6.3. Impact du SARS-CoV-2 sur l’état psychologique des patients infertiles pris en charge en AMP
Une étude de Esposito et al. [67] a mis en évidence un effet modéré à sévère du confinement sur l’état psychologique des patients infertiles selon l’Event Scale-Revised (IES-R). Mais malgré l’incertitude concernant la sûreté d’une grossesse dans ce contexte, 64,6% des patient(e)s ont choisi de maintenir leur prise en charge pour la reproduction. Par ailleurs, la crise économique induite a conduit 11,5% des patient(e)s étudié(e)s à abandonner leur prise en charge d’AMP. Aussi, la pandémie et les recommandations d’arrêt des prises en charge d’AMP ont généré un état de détresse chez les couples infertiles. L’impact psychologique de la COVID-19 sur les patients dans les unités d’AMP ne doit donc pas être sous-estimé, et l’importance d’un soutien psychologique mérite d’être soulignée. Une étude transversale [68] a été menée par Ben-Kimhy et al., à travers un questionnaire concernant les attitudes des patient(e)s dont le traitement d’AMP a été suspendu à cause des mesures liées à la COVID-19. Le sondage a été complété par 168 patient(e)s en avril 2020. Les résultats ont montré qu’un sentiment d’impuissance, suite à la suspension des traitements, était associé à une détresse plus élevée (p < 0,01). Par ailleurs, en dépit de la décision de fermeture des centres d’AMP en cette période, 72% des patient(e)s souhaitaient reprendre les traitements au moment de l’enquête.
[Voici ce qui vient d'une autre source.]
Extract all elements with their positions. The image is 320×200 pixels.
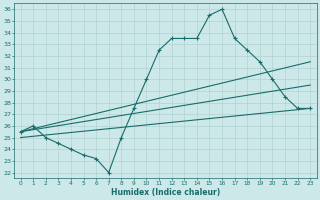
X-axis label: Humidex (Indice chaleur): Humidex (Indice chaleur) <box>111 188 220 197</box>
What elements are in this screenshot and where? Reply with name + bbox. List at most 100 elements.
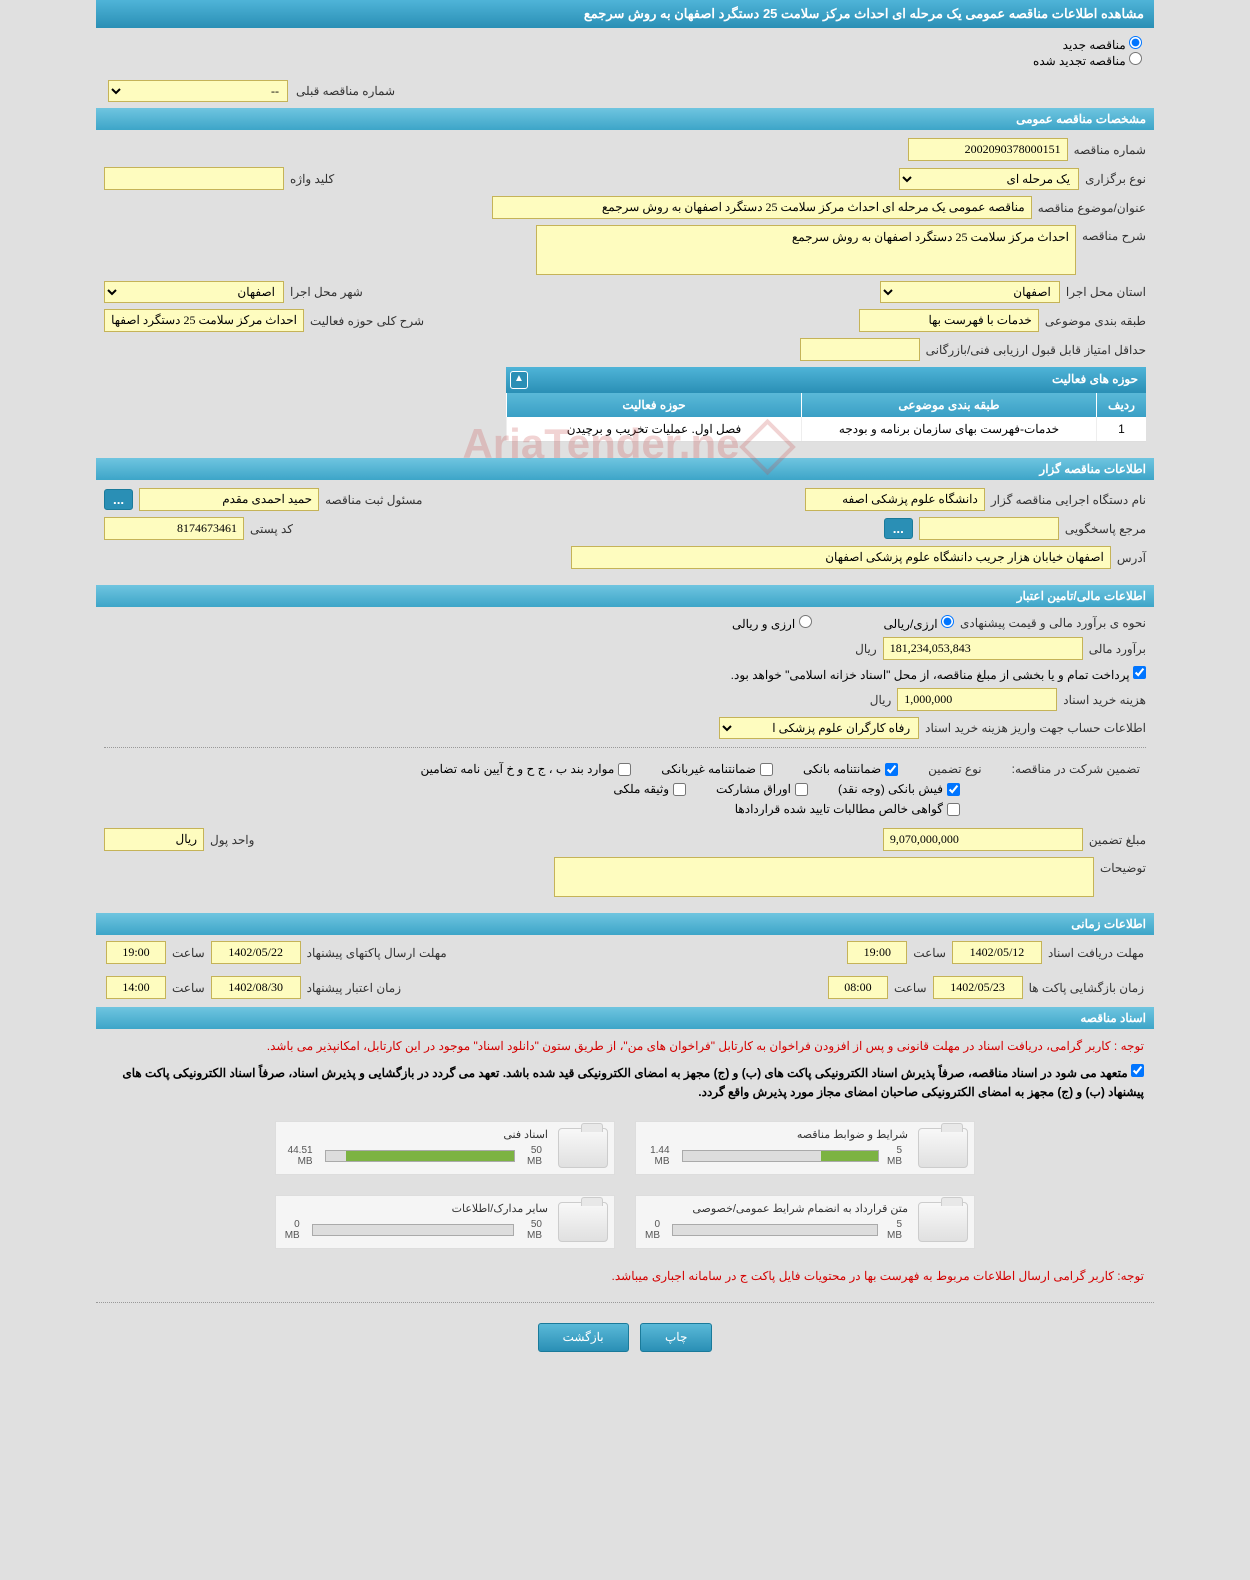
guarantee-amount-label: مبلغ تضمین bbox=[1089, 833, 1146, 847]
responder-browse-button[interactable]: ... bbox=[884, 518, 913, 539]
activity-table-title: حوزه های فعالیت bbox=[532, 367, 1146, 393]
section-timing: اطلاعات زمانی bbox=[96, 913, 1154, 935]
folder-icon bbox=[558, 1202, 608, 1242]
folder-icon bbox=[558, 1128, 608, 1168]
doc-item[interactable]: سایر مدارک/اطلاعات 50 MB 0 MB bbox=[275, 1195, 615, 1249]
guarantee-label: تضمین شرکت در مناقصه: bbox=[1012, 762, 1140, 776]
activity-table-header: ردیف طبقه بندی موضوعی حوزه فعالیت bbox=[506, 393, 1146, 417]
description-label: شرح مناقصه bbox=[1082, 225, 1146, 243]
doc-item[interactable]: اسناد فنی 50 MB 44.51 MB bbox=[275, 1121, 615, 1175]
keyword-label: کلید واژه bbox=[290, 172, 334, 186]
province-select[interactable]: اصفهان bbox=[880, 281, 1060, 303]
city-label: شهر محل اجرا bbox=[290, 285, 363, 299]
prev-tender-select[interactable]: -- bbox=[108, 80, 288, 102]
activity-table-title-row: حوزه های فعالیت ▲ bbox=[506, 367, 1146, 393]
min-score-input[interactable] bbox=[800, 338, 920, 361]
documents-commitment-checkbox[interactable]: متعهد می شود در اسناد مناقصه، صرفاً پذیر… bbox=[122, 1066, 1144, 1099]
radio-new-tender[interactable]: مناقصه جدید bbox=[1063, 36, 1142, 52]
classification-label: طبقه بندی موضوعی bbox=[1045, 314, 1146, 328]
doc-receipt-date[interactable] bbox=[952, 941, 1042, 964]
executive-label: نام دستگاه اجرایی مناقصه گزار bbox=[991, 493, 1146, 507]
progress-bar bbox=[682, 1150, 879, 1162]
proposal-validity-label: زمان اعتبار پیشنهاد bbox=[307, 981, 401, 995]
proposal-validity-time[interactable] bbox=[106, 976, 166, 999]
description-textarea[interactable]: احداث مرکز سلامت 25 دستگرد اصفهان به روش… bbox=[536, 225, 1076, 275]
envelope-send-time[interactable] bbox=[106, 941, 166, 964]
treasury-checkbox[interactable]: پرداخت تمام و یا بخشی از مبلغ مناقصه، از… bbox=[731, 666, 1146, 682]
estimate-label: برآورد مالی bbox=[1089, 642, 1146, 656]
envelope-open-time[interactable] bbox=[828, 976, 888, 999]
chk-clauses[interactable]: موارد بند ب ، ج ح و خ آیین نامه تضامین bbox=[420, 762, 631, 776]
city-select[interactable]: اصفهان bbox=[104, 281, 284, 303]
doc-receipt-time[interactable] bbox=[847, 941, 907, 964]
chk-bank-guarantee[interactable]: ضمانتنامه بانکی bbox=[803, 762, 898, 776]
col-classification: طبقه بندی موضوعی bbox=[801, 393, 1096, 417]
chk-bank-receipt[interactable]: فیش بانکی (وجه نقد) bbox=[838, 782, 960, 796]
account-label: اطلاعات حساب جهت واریز هزینه خرید اسناد bbox=[925, 721, 1146, 735]
doc-receipt-label: مهلت دریافت اسناد bbox=[1048, 946, 1144, 960]
cell-classification: خدمات-فهرست بهای سازمان برنامه و بودجه bbox=[801, 417, 1096, 441]
remarks-label: توضیحات bbox=[1100, 857, 1146, 875]
address-input[interactable] bbox=[571, 546, 1111, 569]
progress-bar bbox=[312, 1224, 514, 1236]
guarantee-amount-input[interactable] bbox=[883, 828, 1083, 851]
radio-renewed-tender[interactable]: مناقصه تجدید شده bbox=[1033, 52, 1142, 68]
responder-label: مرجع پاسخگویی bbox=[1065, 522, 1146, 536]
registrar-browse-button[interactable]: ... bbox=[104, 489, 133, 510]
divider bbox=[96, 1302, 1154, 1303]
radio-both[interactable]: ارزی و ریالی bbox=[732, 615, 812, 631]
doc-fee-input[interactable] bbox=[897, 688, 1057, 711]
envelope-send-date[interactable] bbox=[211, 941, 301, 964]
cell-radif: 1 bbox=[1096, 417, 1146, 441]
section-organizer: اطلاعات مناقصه گزار bbox=[96, 458, 1154, 480]
unit-label: واحد پول bbox=[210, 833, 254, 847]
minimize-icon[interactable]: ▲ bbox=[510, 371, 528, 389]
doc-item[interactable]: متن قرارداد به انضمام شرایط عمومی/خصوصی … bbox=[635, 1195, 975, 1249]
progress-bar bbox=[325, 1150, 516, 1162]
section-general: مشخصات مناقصه عمومی bbox=[96, 108, 1154, 130]
doc-title: اسناد فنی bbox=[282, 1128, 548, 1141]
registrar-input[interactable] bbox=[139, 488, 319, 511]
doc-item[interactable]: شرایط و ضوابط مناقصه 5 MB 1.44 MB bbox=[635, 1121, 975, 1175]
currency-unit: ریال bbox=[855, 642, 877, 656]
col-activity: حوزه فعالیت bbox=[506, 393, 801, 417]
account-select[interactable]: رفاه کارگران علوم پزشکی ا bbox=[719, 717, 919, 739]
prev-tender-label: شماره مناقصه قبلی bbox=[296, 84, 395, 98]
chk-receivables[interactable]: گواهی خالص مطالبات تایید شده قراردادها bbox=[735, 802, 960, 816]
subject-input[interactable] bbox=[492, 196, 1032, 219]
page-title-bar: مشاهده اطلاعات مناقصه عمومی یک مرحله ای … bbox=[96, 0, 1154, 28]
chk-property[interactable]: وثیقه ملکی bbox=[613, 782, 686, 796]
holding-type-select[interactable]: یک مرحله ای bbox=[899, 168, 1079, 190]
province-label: استان محل اجرا bbox=[1066, 285, 1146, 299]
envelope-open-date[interactable] bbox=[933, 976, 1023, 999]
table-row: 1 خدمات-فهرست بهای سازمان برنامه و بودجه… bbox=[506, 417, 1146, 442]
min-score-label: حداقل امتیاز قابل قبول ارزیابی فنی/بازرگ… bbox=[926, 343, 1146, 357]
chk-nonbank-guarantee[interactable]: ضمانتنامه غیربانکی bbox=[661, 762, 773, 776]
estimate-input[interactable] bbox=[883, 637, 1083, 660]
classification-input[interactable] bbox=[859, 309, 1039, 332]
executive-input[interactable] bbox=[805, 488, 985, 511]
page-title: مشاهده اطلاعات مناقصه عمومی یک مرحله ای … bbox=[584, 6, 1144, 21]
address-label: آدرس bbox=[1117, 551, 1146, 565]
unit-input[interactable] bbox=[104, 828, 204, 851]
print-button[interactable]: چاپ bbox=[640, 1323, 712, 1352]
doc-title: متن قرارداد به انضمام شرایط عمومی/خصوصی bbox=[642, 1202, 908, 1215]
postal-input[interactable] bbox=[104, 517, 244, 540]
guarantee-type-label: نوع تضمین bbox=[928, 762, 981, 776]
responder-input[interactable] bbox=[919, 517, 1059, 540]
proposal-validity-date[interactable] bbox=[211, 976, 301, 999]
radio-rial[interactable]: ارزی/ریالی bbox=[884, 615, 954, 631]
postal-label: کد پستی bbox=[250, 522, 293, 536]
section-documents: اسناد مناقصه bbox=[96, 1007, 1154, 1029]
doc-fee-label: هزینه خرید اسناد bbox=[1063, 693, 1146, 707]
keyword-input[interactable] bbox=[104, 167, 284, 190]
documents-grid: شرایط و ضوابط مناقصه 5 MB 1.44 MB اسناد … bbox=[96, 1111, 1154, 1259]
chk-participation[interactable]: اوراق مشارکت bbox=[716, 782, 808, 796]
progress-bar bbox=[672, 1224, 878, 1236]
doc-title: شرایط و ضوابط مناقصه bbox=[642, 1128, 908, 1141]
remarks-textarea[interactable] bbox=[554, 857, 1094, 897]
holding-type-label: نوع برگزاری bbox=[1085, 172, 1146, 186]
back-button[interactable]: بازگشت bbox=[538, 1323, 629, 1352]
activity-scope-input[interactable] bbox=[104, 309, 304, 332]
tender-number-input[interactable] bbox=[908, 138, 1068, 161]
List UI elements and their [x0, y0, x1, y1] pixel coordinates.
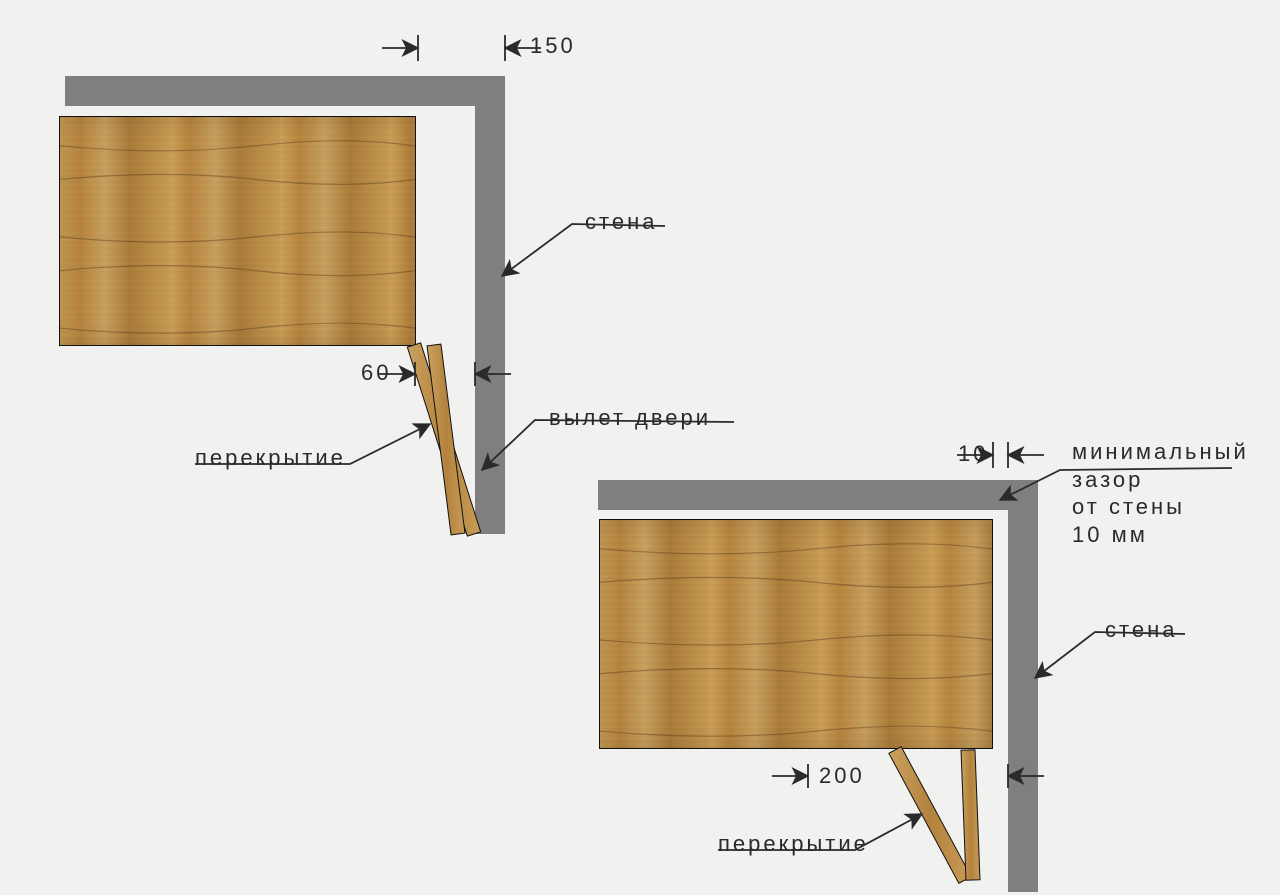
min-gap-label: минимальный зазор от стены 10 мм: [1072, 438, 1249, 548]
wall-label-1: стена: [585, 208, 657, 236]
dim-label-10: 10: [958, 440, 988, 468]
diagram-stage: 150 60 стена вылет двери перекрытие 10 м…: [0, 0, 1280, 895]
dim-label-60: 60: [361, 359, 391, 387]
door-left: [59, 116, 416, 346]
wall-right-left: [475, 76, 505, 534]
wall-right-right: [1008, 480, 1038, 892]
wall-label-2: стена: [1105, 616, 1177, 644]
wall-top-right: [598, 480, 1038, 510]
door-overhang-label: вылет двери: [549, 404, 711, 432]
overlap-label-2: перекрытие: [718, 830, 869, 858]
dim-label-150: 150: [530, 32, 576, 60]
overlap-label-1: перекрытие: [195, 444, 346, 472]
door-right: [599, 519, 993, 749]
dim-label-200: 200: [819, 762, 865, 790]
wall-top-left: [65, 76, 505, 106]
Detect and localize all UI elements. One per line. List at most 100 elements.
L’étude de Alviggi et al. a proposé une prise en charge hiérarchisée des patientes selon critères pronostiques de la classification Poséidon, dans le but de prioriser les traitements, y compris dans le cadre d’une préservation de la fertilité [62]. Les auteurs recommandent également une discussion entre les médecins et les patients pour une décision partagée et individualisée, et de proposer un soutien psychologique.
7. Conclusion
L’Humanité subit actuellement la troisième menace sanitaire mondiale liée à un coronavirus en moins de 20 ans [69]. En considérant l’évolution de l’environnement et de nos modes de vie, il est aisé d’imaginer la place grandissante des maladies infectieuses dans le futur proche. De très nombreux variants du SARS-CoV-2 émergent depuis septembre 2020 à travers le monde : les variants anglais, sud-africain, brésilien et plus récemment indien pouvant accroitre la transmissibilité ou la gravité de la COVID-19. Une résistance au vaccin ou une modification des performances des tests diagnostiques sont également observés pour certains d’entre eux, aggravant ainsi le pronostic évolutif de la pandémie. Les centres d’AMP devront s’organiser et prendre en compte l’influence de ces mutations du SARS-CoV-2 sur les activités d’AMP.
On ne recense pas de conséquence du SARS-CoV-2 sur la qualité des gamètes féminins, ni sa présence dans les voies génitales. Pour les hommes, plus sensibles au virus, la COVID-19 semble avoir un impact sur la qualité du sperme avec une altération de la spermatogénèse. Le virus a pu être retrouvé dans le sperme dans seulement une étude représentant 6 patients [51]. Ainsi, le risque pour la qualité des gamètes semble relativement faible pour les femmes, mais plus élevé pour les hommes et cela doit être pris en compte dans le cadre de l’AMP, en réalisant un test PCR au moindre doute diagnostique, puis en décalant la prise en charge si le test est positif [50]. Par ailleurs, la transmission de la mère à l’enfant n’a pas pu être ni démontrée à ce jour, ni complètement exclue. Néanmoins, la COVID-19 ne semble pas être sans risque pour la grossesse, avec notamment des accouchements prématurés (spontanés et induits) [39].
Déclaration de liens d’intérêts
Les auteurs déclarent ne pas avoir de liens d’intérêts.